The decision to de-list 23 drugs has attracted critique and it throws the sustainability of CDF in question
Health Secretary Jeremy Hunt once described choices over drugs for patients with devastating, painful, or terminal, conditions as “impossible decisions”. There is no policy which throws into starker relief those impossible decisions than the Cancer Drugs Fund (CDF), established in 2010 to provide a means by which patients can access cancer drugs that are not routinely available on the NHS. This week, NHS England announced that it would no longer fund 23 life-extending treatments for different cancers, on the grounds of cost-effectiveness. This followed a previous de-listing of another round of treatments in March, also on grounds of cost-effectiveness. Initially intended as a temporary measure, its funding was recently increased from £200 million to £340 million, and it is expected to overshoot that target by a further £70 million.
Last week’s decision to de-list 23 drugs has been met with outrage from patient groups and pharmaceutical companies alike. Roche’s Chief Executive was reported as branding the UK drugs funding system ‘stupid’ in a speech at Roche’s Basel headquarters earlier this week, whilst the Rarer Cancer Foundation described the cuts as a ‘hammer blow’ to patients. The ABPI has called the CDF a “sticking plaster covering a seeping wound”. The charity Breast Cancer Now described the de-listings as a “dreadful day for patients”, and Myeloma UK has cited “critical flaws” with the Fund. Inevitably this puts the Government in a difficult position: improving the UK’s historically poor cancer survival rates has been one of the key health policy priorities.
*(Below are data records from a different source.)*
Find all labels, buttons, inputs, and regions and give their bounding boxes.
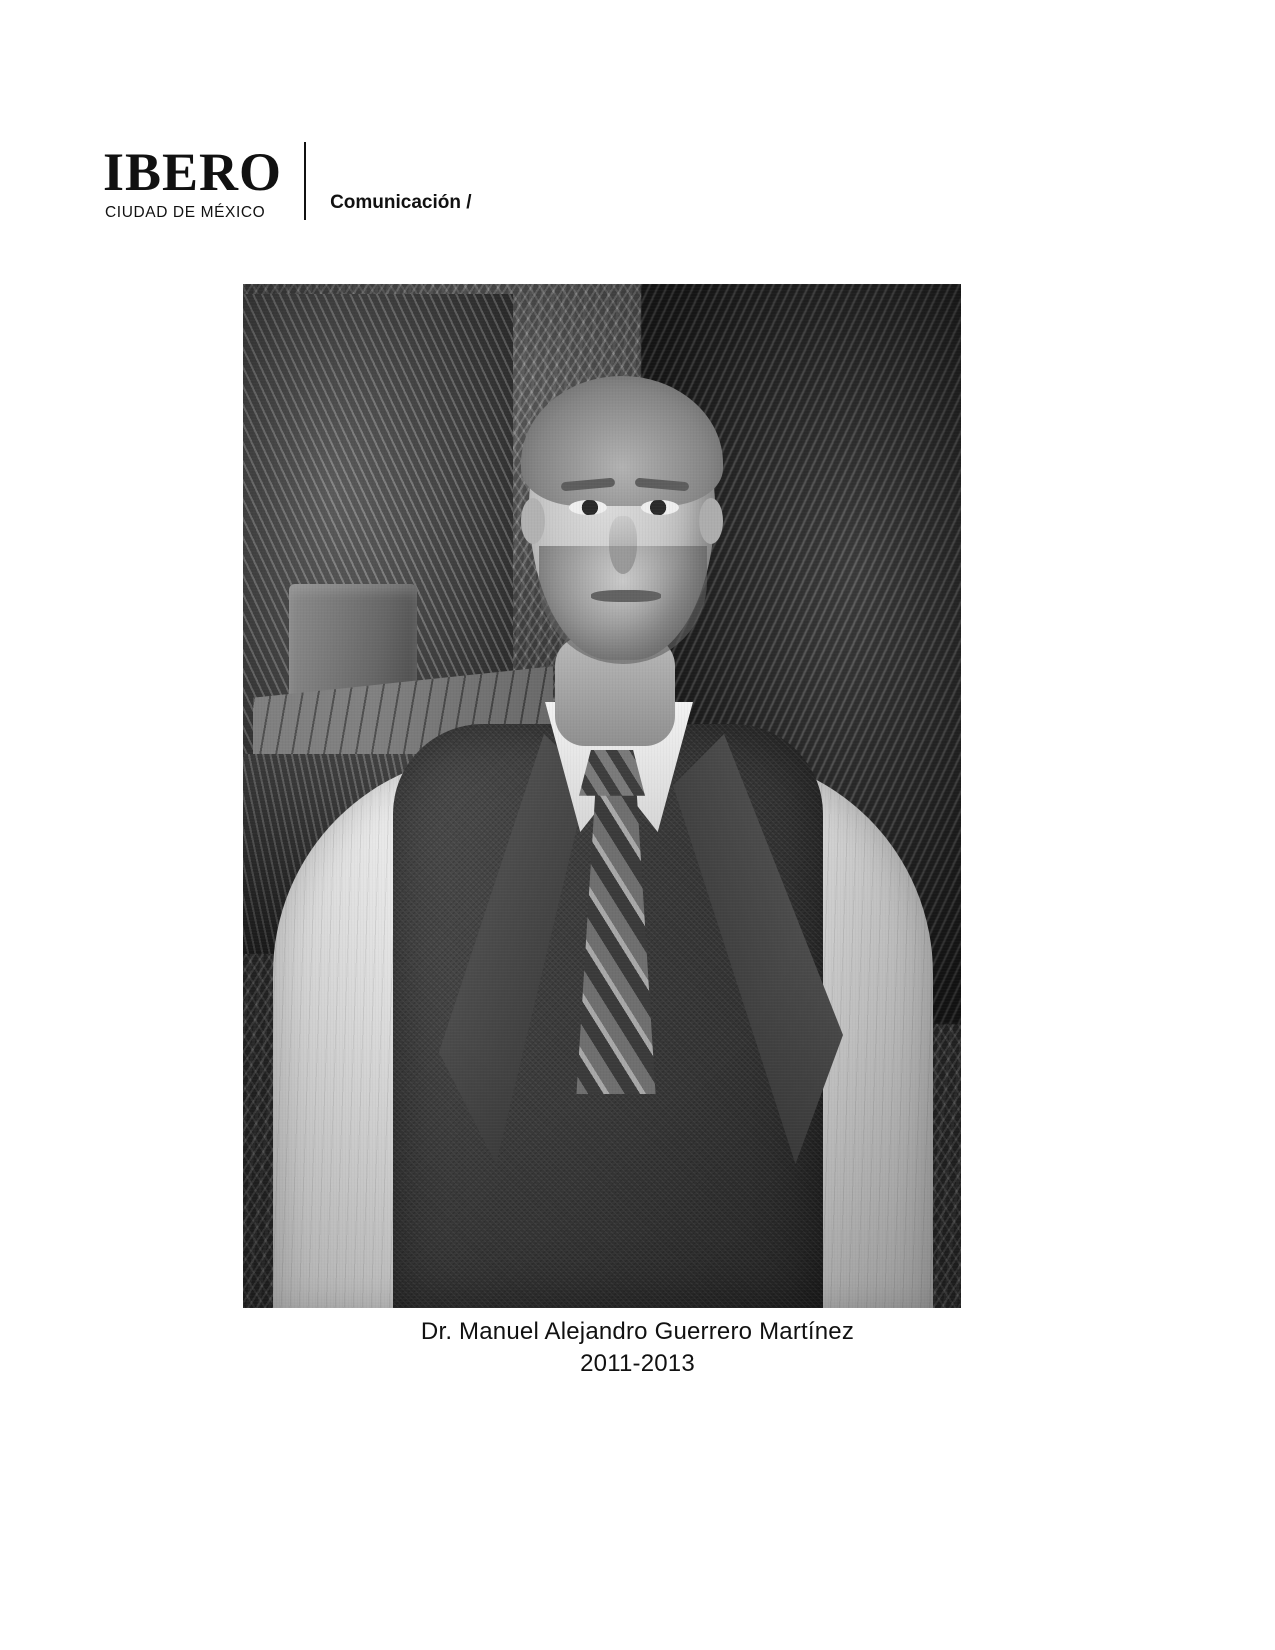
- caption-years: 2011-2013: [580, 1350, 695, 1378]
- mouth: [591, 590, 661, 602]
- page-header: [103, 140, 472, 220]
- brand-name: IBERO: [103, 142, 283, 203]
- necktie-knot: [579, 750, 645, 802]
- ear-left: [521, 498, 545, 544]
- department-label: Comunicación /: [330, 192, 472, 213]
- caption-name: Dr. Manuel Alejandro Guerrero Martínez: [420, 1318, 855, 1345]
- ibero-logo: [103, 142, 283, 221]
- portrait-photo: [243, 284, 961, 1308]
- portrait-image-content: [243, 284, 961, 1308]
- logo-divider: [304, 142, 306, 220]
- nose: [609, 516, 637, 574]
- brand-subtitle: CIUDAD DE MÉXICO: [105, 203, 266, 221]
- hair: [521, 376, 723, 506]
- eye-right: [641, 500, 679, 515]
- eye-left: [569, 500, 607, 515]
- portrait-caption: [0, 1316, 1275, 1381]
- portrait-subject: [243, 284, 961, 1308]
- ear-right: [699, 498, 723, 544]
However, the Government has quietly set much store by Simon Stevens’ ambitious targets for £22 billion in efficiency savings in the NHS, which overspending on drugs outside the PPRS under a scheme like the Cancer Drugs Fund could undermine. The issue is also deeply emotive and highlights the classic tension between economists who stress the scarcity of resources versus increasingly empowered patients who demand the best treatment. The Government does not want to be seen to put a price tag on extra months of life for dying cancer patients, but this is essentially what has to be done.
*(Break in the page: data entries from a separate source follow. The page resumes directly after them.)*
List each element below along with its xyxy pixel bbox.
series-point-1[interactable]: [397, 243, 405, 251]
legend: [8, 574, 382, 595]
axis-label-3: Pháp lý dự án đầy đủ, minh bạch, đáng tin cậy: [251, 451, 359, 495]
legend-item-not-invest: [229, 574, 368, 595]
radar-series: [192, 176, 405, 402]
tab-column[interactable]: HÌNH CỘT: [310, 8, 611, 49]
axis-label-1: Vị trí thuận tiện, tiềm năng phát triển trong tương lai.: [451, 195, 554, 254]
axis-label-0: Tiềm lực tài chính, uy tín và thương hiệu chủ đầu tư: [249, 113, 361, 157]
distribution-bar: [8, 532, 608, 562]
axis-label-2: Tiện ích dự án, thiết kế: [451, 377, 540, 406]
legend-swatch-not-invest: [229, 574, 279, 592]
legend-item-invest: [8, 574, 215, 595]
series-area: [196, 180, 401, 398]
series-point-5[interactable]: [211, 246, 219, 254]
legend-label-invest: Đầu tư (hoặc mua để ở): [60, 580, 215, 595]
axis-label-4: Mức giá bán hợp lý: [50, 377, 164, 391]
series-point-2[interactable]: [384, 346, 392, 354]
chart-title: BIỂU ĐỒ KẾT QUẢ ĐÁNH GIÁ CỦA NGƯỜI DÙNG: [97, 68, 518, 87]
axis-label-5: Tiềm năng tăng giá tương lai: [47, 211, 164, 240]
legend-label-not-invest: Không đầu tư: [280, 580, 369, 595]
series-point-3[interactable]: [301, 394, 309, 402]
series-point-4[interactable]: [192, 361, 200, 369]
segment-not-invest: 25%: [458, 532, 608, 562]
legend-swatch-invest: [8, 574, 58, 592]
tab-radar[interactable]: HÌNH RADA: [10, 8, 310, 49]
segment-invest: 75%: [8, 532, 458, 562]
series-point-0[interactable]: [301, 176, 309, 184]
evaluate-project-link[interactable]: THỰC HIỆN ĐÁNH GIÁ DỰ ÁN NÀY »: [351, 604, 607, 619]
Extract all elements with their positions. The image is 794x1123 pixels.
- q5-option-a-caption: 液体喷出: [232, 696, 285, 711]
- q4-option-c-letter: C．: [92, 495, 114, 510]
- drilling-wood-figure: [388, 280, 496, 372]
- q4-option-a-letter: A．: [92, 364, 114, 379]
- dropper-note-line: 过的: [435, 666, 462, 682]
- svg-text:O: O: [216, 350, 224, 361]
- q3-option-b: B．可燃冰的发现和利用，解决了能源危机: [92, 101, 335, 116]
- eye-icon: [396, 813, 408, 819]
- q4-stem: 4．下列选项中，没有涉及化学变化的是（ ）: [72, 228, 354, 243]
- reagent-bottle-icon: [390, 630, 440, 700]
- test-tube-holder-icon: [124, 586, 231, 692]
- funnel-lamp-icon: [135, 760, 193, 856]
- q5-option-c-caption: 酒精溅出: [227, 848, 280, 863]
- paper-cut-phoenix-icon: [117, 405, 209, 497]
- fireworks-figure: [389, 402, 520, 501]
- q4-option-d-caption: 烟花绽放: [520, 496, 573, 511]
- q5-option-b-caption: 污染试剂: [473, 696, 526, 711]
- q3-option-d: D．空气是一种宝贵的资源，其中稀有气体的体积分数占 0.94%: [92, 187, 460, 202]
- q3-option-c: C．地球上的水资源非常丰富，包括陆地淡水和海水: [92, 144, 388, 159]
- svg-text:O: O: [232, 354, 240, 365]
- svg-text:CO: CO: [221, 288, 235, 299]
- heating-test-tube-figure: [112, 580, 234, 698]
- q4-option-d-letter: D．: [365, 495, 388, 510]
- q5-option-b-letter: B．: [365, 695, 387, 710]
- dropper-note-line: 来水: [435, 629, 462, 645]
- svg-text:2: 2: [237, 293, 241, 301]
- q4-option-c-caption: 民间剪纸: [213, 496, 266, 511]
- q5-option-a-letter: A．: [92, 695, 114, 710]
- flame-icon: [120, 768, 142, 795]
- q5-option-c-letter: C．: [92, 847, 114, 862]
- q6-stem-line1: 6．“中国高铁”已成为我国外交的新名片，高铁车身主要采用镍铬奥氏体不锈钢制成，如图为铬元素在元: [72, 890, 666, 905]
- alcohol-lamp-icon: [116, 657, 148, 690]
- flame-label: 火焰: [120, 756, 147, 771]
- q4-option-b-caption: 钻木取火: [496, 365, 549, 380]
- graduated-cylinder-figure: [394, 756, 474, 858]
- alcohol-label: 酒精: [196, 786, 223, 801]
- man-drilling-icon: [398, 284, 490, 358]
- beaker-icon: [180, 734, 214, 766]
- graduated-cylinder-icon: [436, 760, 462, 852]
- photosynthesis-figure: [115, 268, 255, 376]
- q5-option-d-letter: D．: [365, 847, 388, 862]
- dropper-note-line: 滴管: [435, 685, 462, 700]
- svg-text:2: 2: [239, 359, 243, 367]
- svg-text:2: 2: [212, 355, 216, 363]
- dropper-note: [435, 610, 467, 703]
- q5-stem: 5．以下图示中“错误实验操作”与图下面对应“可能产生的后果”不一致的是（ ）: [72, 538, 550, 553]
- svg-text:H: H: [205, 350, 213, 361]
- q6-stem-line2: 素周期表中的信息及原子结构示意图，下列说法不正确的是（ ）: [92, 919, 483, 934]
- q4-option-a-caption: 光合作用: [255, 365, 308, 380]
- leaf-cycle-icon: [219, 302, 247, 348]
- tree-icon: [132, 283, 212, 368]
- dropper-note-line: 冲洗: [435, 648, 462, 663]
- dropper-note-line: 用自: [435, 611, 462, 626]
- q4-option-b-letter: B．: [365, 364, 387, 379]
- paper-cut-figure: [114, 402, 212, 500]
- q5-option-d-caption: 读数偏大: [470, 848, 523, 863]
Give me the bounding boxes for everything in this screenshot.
The continuing row over the sustainability of the CDF is further proof that the broader issue of NHS funding is only likely to intensify on the political agenda. Britain has an ageing and growing population, and many parts of the health service, from GP surgeries to A&E units and hospital trusts, are reporting great pressures and rising waiting times. Money to cover spending on the Cancer Drugs Fund will either have to come from other health services, from greater efficiency targets, or by allowing the Government’s key spending restraints to slip a little. The CDF will act as a test case of which option the Government prefers, since the Fund’s scheduled expiration in March 2016 will force an earlier decision than other areas within the NHS. It is possible that the Government will consider an option similar to official Labour Party policy – which is for a cancer therapy fund that provides money for surgeries and radiotherapies alongside drugs – but even this option would still face strong pressure to fund drug treatments in particular.
Ultimately, though, the Government is now facing an issue of its own making. By essentially overriding NICE’s decisions on cancer drugs by creating the CDF, they have politicised the issue and created an expectation that treatments will be available. This move effectively deprived the Government of using NICE and its independence as a shield from patient and industry anger over the de-listing of treatments. Labour MPs, at the beginning of the new Parliamentary term, have tabled a number of questions about cancer drugs, and may use the issue to put the Government on the back foot on a traditional issue of strength of the party. The Guardian has suggested that Labour will remind the Conservatives of their manifesto commitment to ‘continue to invest in our life-saving Cancer Drugs Fund.’ The fund is due to expire in March 2016, a deadline fast approaching, and it remains to be seen whether the Accelerated Access Review will have produced any workable alternative as part of a broader solution to the problems of the medicines development pathway.
The unresolved issue has damaged the Government’s reputation over what was supposed to be a popular policy. Instead, it has attracted strong criticism from patient groups and pharmaceutical companies when funding for certain treatments is withdrawn. On the other side, a University of York study argued that the CDF was “particularly poor value” for money and diverted resources from other patient services – and that for every Quality-Adjusted Life Year gained through the Fund, another five were lost elsewhere in the NHS. The BMJ published an editorial last year that the Fund’s operation would “continue to undermine NICE, duplicate effort, and distort allocation of NHS resources”.
The issue of the CDF is symptomatic of a much more fundamental conundrum that needs addressing – namely how medicines are appraised and assessed for their cost-effectiveness. How can we ensure that industry is sufficiently incentivised to invest in new medicines while the NHS gets a price it can afford? The Government’s short-term answer to this is the Accelerated Access Review, set up by George Freeman, which is due to report later this year on how to speed up patient access to drugs, devices, diagnostics and digital health products. As debate over the CDF rages and we come ever closer to the Freeman report, this is a critical time for the pharmaceutical industry to be engaging with decision makers. Expect more heated debate in the coming months.